There is a notion, attributed to Heraclitus, that roughly states that you cannot step into the same river twice. The general idea, as I understand it, is that once the water in the river passes you, the river is necessarily different, and, over time, you are also different. The exact water has passed, some sediment erosion has occurred, the fish that was there is now downriver, you are older or more experienced, etc. The river has changed and so have you.

Let’s apply that notion to software testing. Can you run the same test twice? In general, no you can’t, at least not easily. At the very least, the time of day is different. Oh, wait, we have VMs and containers where we can control the date and time; outstanding! But what about the underlying system that runs the VM or the container; what’s its time of day and does it matter for our testing purposes? What about threading and concurrency? Did all the operations execute in the exact same order for the exact same duration with the exact same delay between each of the operations? What about the stimuli testers cause? Are they issued at the exact same relative time every time? What about the responses? Are they received at the exact same relative time every time? Does checking the responses take the exact amount of time every time?

The answer to these questions is no, not at all. If we look at testing from this standpoint, it is not possible to run the exact same test twice. But does that matter?

In a previous blog post, I wrote about appreciable vs non-appreciable differences in our applications and how those differences affect our testing and automation. For a brief summary, appreciable differences are those differences that present intolerable risks if our automated test scripts treat the differences as equivalent; other differences are non-appreciable. I’ll use the same concepts here, but I’ll apply them to the transient nature of our computer systems.

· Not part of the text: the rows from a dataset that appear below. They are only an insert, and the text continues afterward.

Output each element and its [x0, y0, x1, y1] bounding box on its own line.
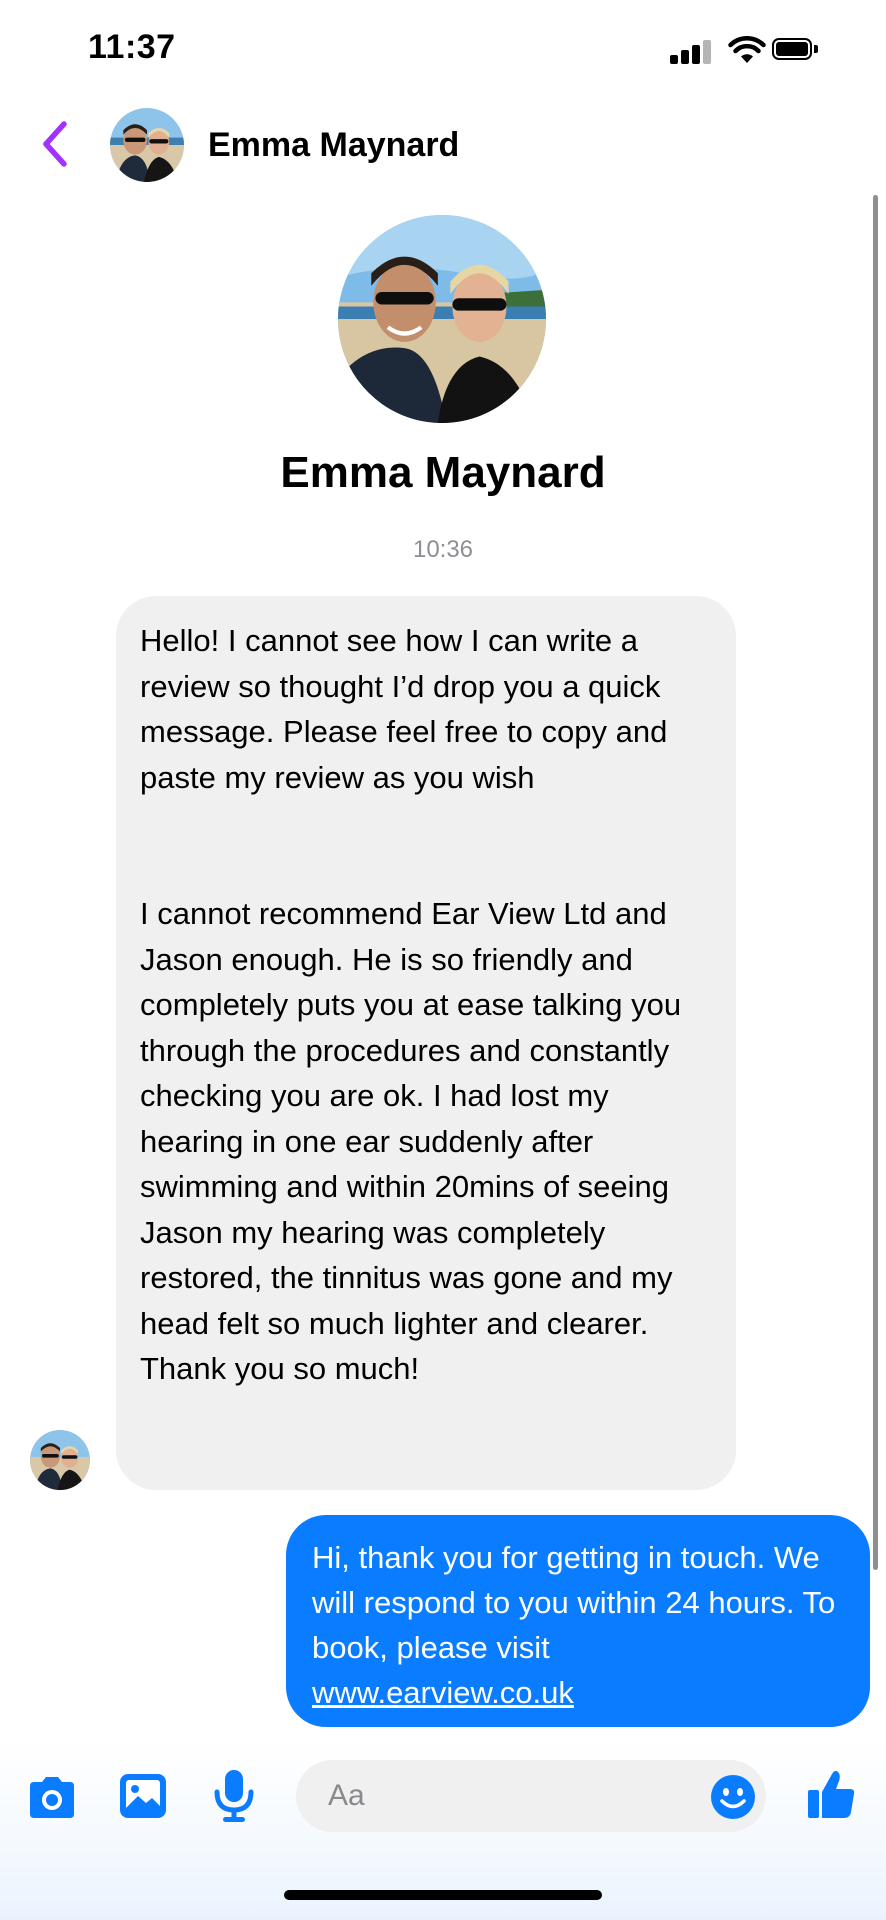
gallery-icon[interactable] [118, 1772, 168, 1820]
home-indicator [284, 1890, 602, 1900]
profile-avatar[interactable] [338, 215, 546, 423]
sender-avatar[interactable] [30, 1430, 90, 1490]
message-timestamp: 10:36 [412, 536, 474, 563]
avatar[interactable] [110, 108, 184, 182]
status-time: 11:37 [88, 28, 176, 66]
composer-bar: Aa [0, 1740, 886, 1920]
status-bar: 11:37 [0, 0, 886, 100]
profile-name: Emma Maynard [280, 448, 606, 497]
scrollbar[interactable] [873, 195, 878, 1570]
message-paragraph: Hello! I cannot see how I can write a re… [140, 623, 668, 795]
microphone-icon[interactable] [212, 1768, 256, 1824]
incoming-message-bubble[interactable]: Hello! I cannot see how I can write a re… [116, 596, 736, 1490]
website-link[interactable]: www.earview.co.uk [312, 1675, 574, 1710]
wifi-icon [728, 36, 766, 63]
message-paragraph: I cannot recommend Ear View Ltd and Jaso… [140, 896, 682, 1386]
message-text: Hi, thank you for getting in touch. We w… [312, 1535, 844, 1715]
chevron-left-icon[interactable] [36, 116, 76, 172]
battery-icon [772, 38, 822, 64]
emoji-icon[interactable] [710, 1774, 756, 1820]
outgoing-message-bubble[interactable]: Hi, thank you for getting in touch. We w… [286, 1515, 870, 1727]
message-input-placeholder: Aa [328, 1779, 365, 1812]
message-input[interactable]: Aa [296, 1760, 766, 1832]
message-body: Hi, thank you for getting in touch. We w… [312, 1540, 836, 1665]
conversation-header: Emma Maynard [0, 100, 886, 190]
signal-icon [670, 40, 714, 64]
like-icon[interactable] [806, 1768, 856, 1820]
contact-name[interactable]: Emma Maynard [208, 126, 459, 165]
camera-icon[interactable] [26, 1776, 78, 1820]
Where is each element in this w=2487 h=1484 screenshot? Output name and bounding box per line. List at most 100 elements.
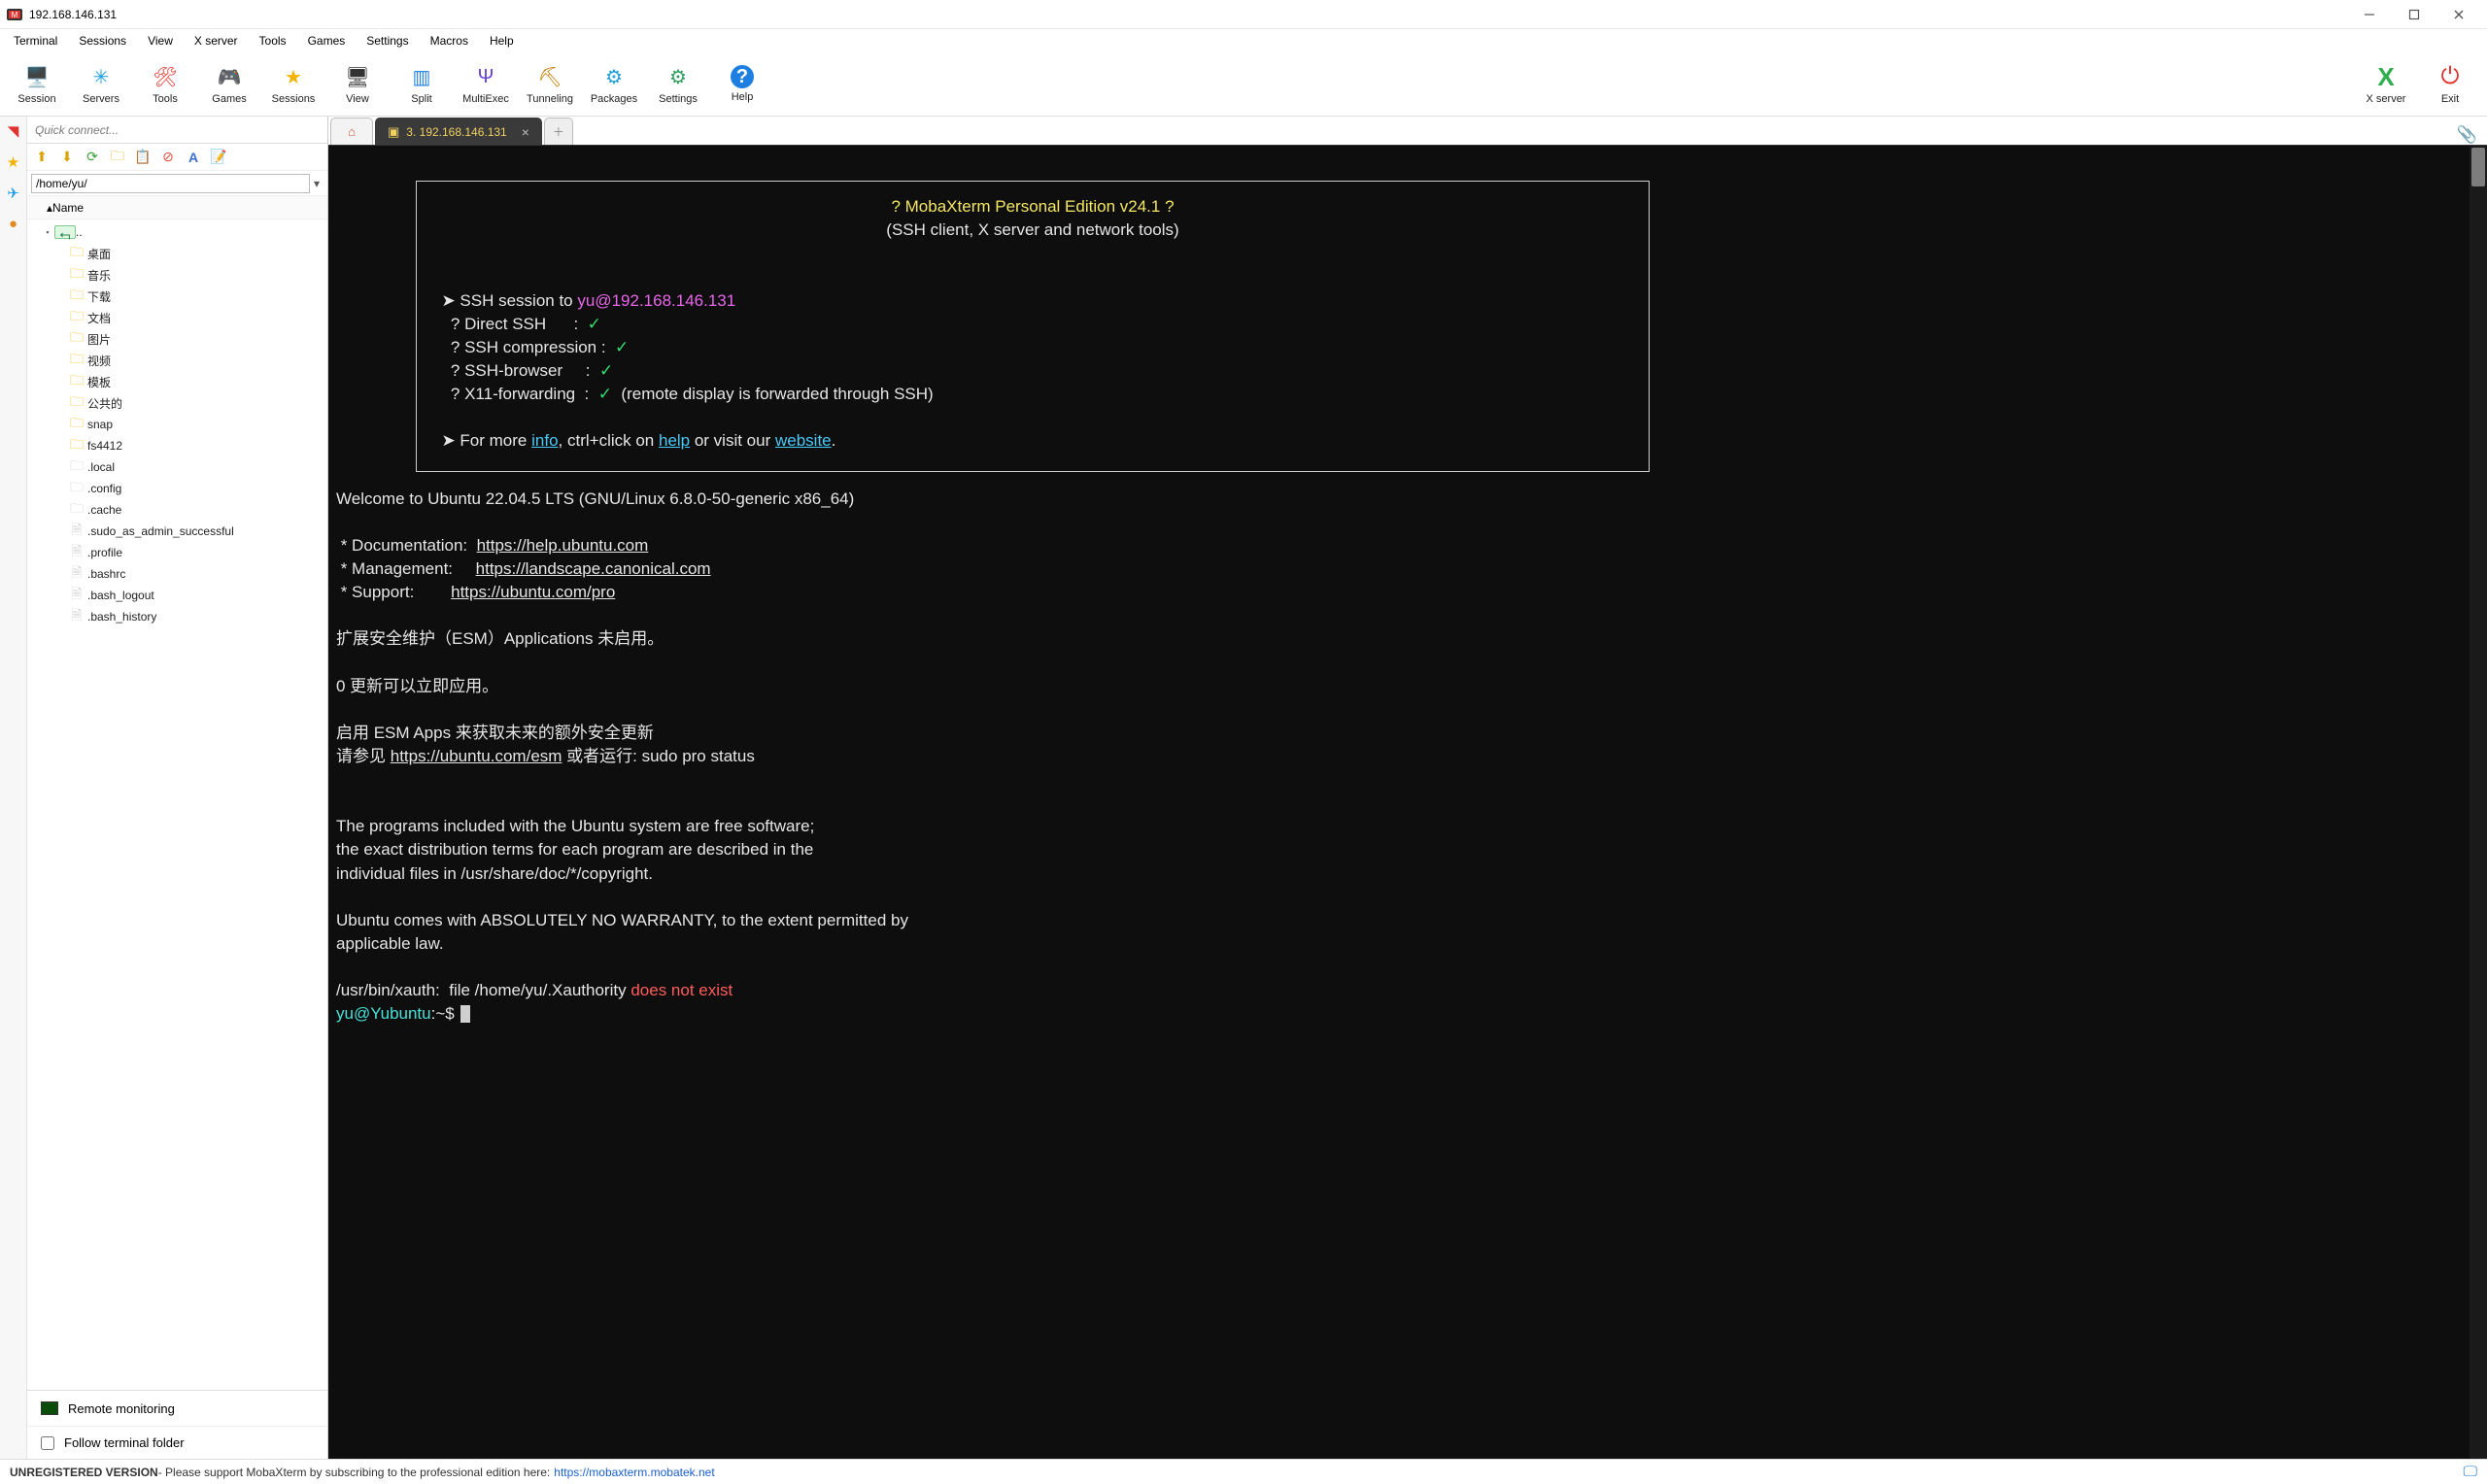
sftp-download-icon[interactable]: ⬇ [58, 149, 76, 165]
tab-new[interactable]: ＋ [544, 118, 573, 145]
tool-session[interactable]: 🖥️Session [8, 55, 66, 114]
tree-folder[interactable]: 🗀音乐 [27, 264, 327, 286]
quick-connect-input[interactable]: Quick connect... [27, 117, 327, 144]
tool-xserver[interactable]: XX server [2357, 55, 2415, 114]
statusbar: UNREGISTERED VERSION - Please support Mo… [0, 1459, 2487, 1484]
tree-folder[interactable]: 🗀fs4412 [27, 435, 327, 456]
strip-globe-icon[interactable]: ● [5, 216, 22, 233]
menu-help[interactable]: Help [480, 31, 524, 51]
menu-games[interactable]: Games [298, 31, 356, 51]
strip-plane-icon[interactable]: ✈ [5, 185, 22, 202]
tool-sessions[interactable]: ★Sessions [264, 55, 323, 114]
folder-icon: 🗀 [66, 242, 87, 265]
tree-folder[interactable]: 🗀下载 [27, 286, 327, 307]
main-pane: ⌂ ▣ 3. 192.168.146.131 × ＋ 📎 ? MobaXterm… [328, 117, 2487, 1459]
tree-file[interactable]: 🗎.profile [27, 542, 327, 563]
sftp-props-icon[interactable]: A [185, 150, 202, 165]
tool-help[interactable]: ?Help [713, 55, 771, 114]
packages-icon: ⚙ [600, 63, 628, 90]
terminal[interactable]: ? MobaXterm Personal Edition v24.1 ? (SS… [328, 146, 2487, 1459]
close-button[interactable] [2436, 0, 2481, 29]
terminal-scrollbar[interactable] [2470, 146, 2487, 1459]
tree-folder[interactable]: 🗀视频 [27, 350, 327, 371]
tool-view[interactable]: 🖥View [328, 55, 387, 114]
scrollbar-thumb[interactable] [2471, 148, 2485, 186]
status-monitor-icon[interactable]: 🖵 [2464, 1464, 2477, 1480]
cursor [460, 1005, 470, 1023]
file-tree[interactable]: ▪⮢.. 🗀桌面 🗀音乐 🗀下载 🗀文档 🗀图片 🗀视频 🗀模板 🗀公共的 🗀s… [27, 219, 327, 1390]
menu-xserver[interactable]: X server [185, 31, 248, 51]
tree-file[interactable]: 🗎.sudo_as_admin_successful [27, 521, 327, 542]
tree-header-name[interactable]: ▴ Name [27, 196, 327, 219]
plus-icon: ＋ [553, 123, 564, 140]
exit-icon: ⏻ [2436, 63, 2464, 90]
tree-folder[interactable]: 🗀图片 [27, 328, 327, 350]
menu-settings[interactable]: Settings [357, 31, 418, 51]
path-dropdown-icon[interactable]: ▾ [310, 177, 324, 190]
menu-tools[interactable]: Tools [250, 31, 296, 51]
tree-file[interactable]: 🗎.bash_history [27, 606, 327, 627]
folder-icon: 🗀 [66, 391, 87, 415]
menu-view[interactable]: View [138, 31, 183, 51]
remote-monitoring-button[interactable]: Remote monitoring [27, 1391, 327, 1426]
sessions-icon: ★ [280, 63, 307, 90]
strip-pin-icon[interactable]: ◥ [5, 122, 22, 140]
menu-sessions[interactable]: Sessions [69, 31, 136, 51]
tool-exit[interactable]: ⏻Exit [2421, 55, 2479, 114]
sftp-delete-icon[interactable]: ⊘ [159, 149, 177, 165]
tree-file[interactable]: 🗎.bash_logout [27, 585, 327, 606]
strip-star-icon[interactable]: ★ [5, 153, 22, 171]
tab-close-icon[interactable]: × [522, 124, 529, 140]
servers-icon: ✳ [87, 63, 115, 90]
menu-terminal[interactable]: Terminal [4, 31, 67, 51]
tool-multiexec[interactable]: ΨMultiExec [457, 55, 515, 114]
follow-terminal-checkbox[interactable] [41, 1436, 54, 1450]
tool-settings[interactable]: ⚙Settings [649, 55, 707, 114]
tree-folder-hidden[interactable]: 🗀.cache [27, 499, 327, 521]
folder-icon: 🗀 [66, 306, 87, 329]
tree-folder[interactable]: 🗀文档 [27, 307, 327, 328]
tree-up[interactable]: ▪⮢.. [27, 221, 327, 243]
sftp-text-icon[interactable]: 📝 [210, 149, 227, 165]
view-icon: 🖥 [344, 63, 371, 90]
status-link[interactable]: https://mobaxterm.mobatek.net [554, 1466, 714, 1479]
minimize-button[interactable] [2347, 0, 2392, 29]
tree-folder-hidden[interactable]: 🗀.config [27, 478, 327, 499]
sftp-newfolder-icon[interactable]: 🗀 [109, 146, 126, 169]
file-icon: 🗎 [66, 605, 87, 628]
tool-games[interactable]: 🎮Games [200, 55, 258, 114]
paperclip-icon[interactable]: 📎 [2457, 125, 2477, 145]
menu-macros[interactable]: Macros [421, 31, 478, 51]
tree-folder[interactable]: 🗀snap [27, 414, 327, 435]
maximize-button[interactable] [2392, 0, 2436, 29]
tree-folder[interactable]: 🗀公共的 [27, 392, 327, 414]
games-icon: 🎮 [216, 63, 243, 90]
sftp-copy-icon[interactable]: 📋 [134, 149, 152, 165]
folder-hidden-icon: 🗀 [66, 477, 87, 500]
tree-folder[interactable]: 🗀模板 [27, 371, 327, 392]
folder-icon: 🗀 [66, 370, 87, 393]
tree-folder-hidden[interactable]: 🗀.local [27, 456, 327, 478]
path-bar: ▾ [27, 171, 327, 196]
tree-folder[interactable]: 🗀桌面 [27, 243, 327, 264]
tool-servers[interactable]: ✳Servers [72, 55, 130, 114]
tree-file[interactable]: 🗎.bashrc [27, 563, 327, 585]
app-icon: M [6, 6, 23, 23]
tool-tools[interactable]: 🛠Tools [136, 55, 194, 114]
tool-tunneling[interactable]: ⛏Tunneling [521, 55, 579, 114]
tab-home[interactable]: ⌂ [330, 118, 373, 145]
split-icon: ▥ [408, 63, 435, 90]
tools-icon: 🛠 [152, 63, 179, 90]
sftp-upload-icon[interactable]: ⬆ [33, 149, 51, 165]
content-area: ◥ ★ ✈ ● Quick connect... ⬆ ⬇ ⟳ 🗀 📋 ⊘ A 📝… [0, 117, 2487, 1459]
tunneling-icon: ⛏ [536, 63, 563, 90]
sftp-refresh-icon[interactable]: ⟳ [84, 149, 101, 165]
tool-split[interactable]: ▥Split [392, 55, 451, 114]
sidebar-bottom: Remote monitoring Follow terminal folder [27, 1390, 327, 1459]
tab-session-active[interactable]: ▣ 3. 192.168.146.131 × [375, 118, 542, 145]
window-title: 192.168.146.131 [29, 8, 117, 21]
status-message: - Please support MobaXterm by subscribin… [158, 1466, 551, 1479]
path-input[interactable] [31, 174, 310, 193]
tool-packages[interactable]: ⚙Packages [585, 55, 643, 114]
folder-icon: 🗀 [66, 263, 87, 287]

Considering most of the applications we test, differences in the time of day at which our tests or automation run are non-appreciable differences. Running a test script that adds a new customer to a database is not a test that is usually sensitive to time. This stance changes, however, if we are testing an application or feature that is necessarily sensitive to specific dates, days, or times. Think about an application that is supposed to start a new log file at midnight every day. Certainly, we need to test across the midnight boundary. Similarly, do we have operation timeouts that report errors or cause retries on timer expiry? If so, time also matters in those scenarios, and the ability to control time and date on the systems under test matters as well. What if the timeout timer started just before a switch to or from Daylight saving time (DST) or British Summer Time (BST)? We need multiple test scenarios, i.e., test cases or test automation scripts, to check for these identified boundary conditions. There are many more of these kinds of boundary conditions when testing capabilities that are sensitive to times and dates. Check out Noah Sussman’s killer blog post, Falsehoods Programmers Believe About Time. I’ll wager there are many items in that blog for which we don’t routinely test; the question is, however, under which circumstances do any of those items become appreciable differences?

Noah’s post also applies to automators, right? I keep saying automation development is software development; automators need to have a gander at his blog post as well. What assumptions do we make about time and, by extension, date? Are we timing roundtrip messages? Or GUI interactions? What about our timestamps for our automation logs? What happens if we happen to be running across that DST/BST switchover?

Time is but one of the differences that we can encounter in software testing and automation that cause us to “step into a different river”. Machine load, network load, and 3rd-party responsiveness are a small subset of the other differences in our application environment and our test environment that change the nature of “the river” or of ourselves. We as testers and automators change as we grow and learn. Things that we thought were appropriate yesterday may not be appropriate today.

For a specific application, e.g., your application, do these fluctuating factors matter? They might, but in general, they probably don’t. Sometimes. Maybe. Usually. We need to do our own assessments of our specific systems to understand what matters and what doesn’t, and what costs-vs-risks we are undertaking based on our decisions. As always, it depends; it depends on our context (y’all tired of hearing that yet?).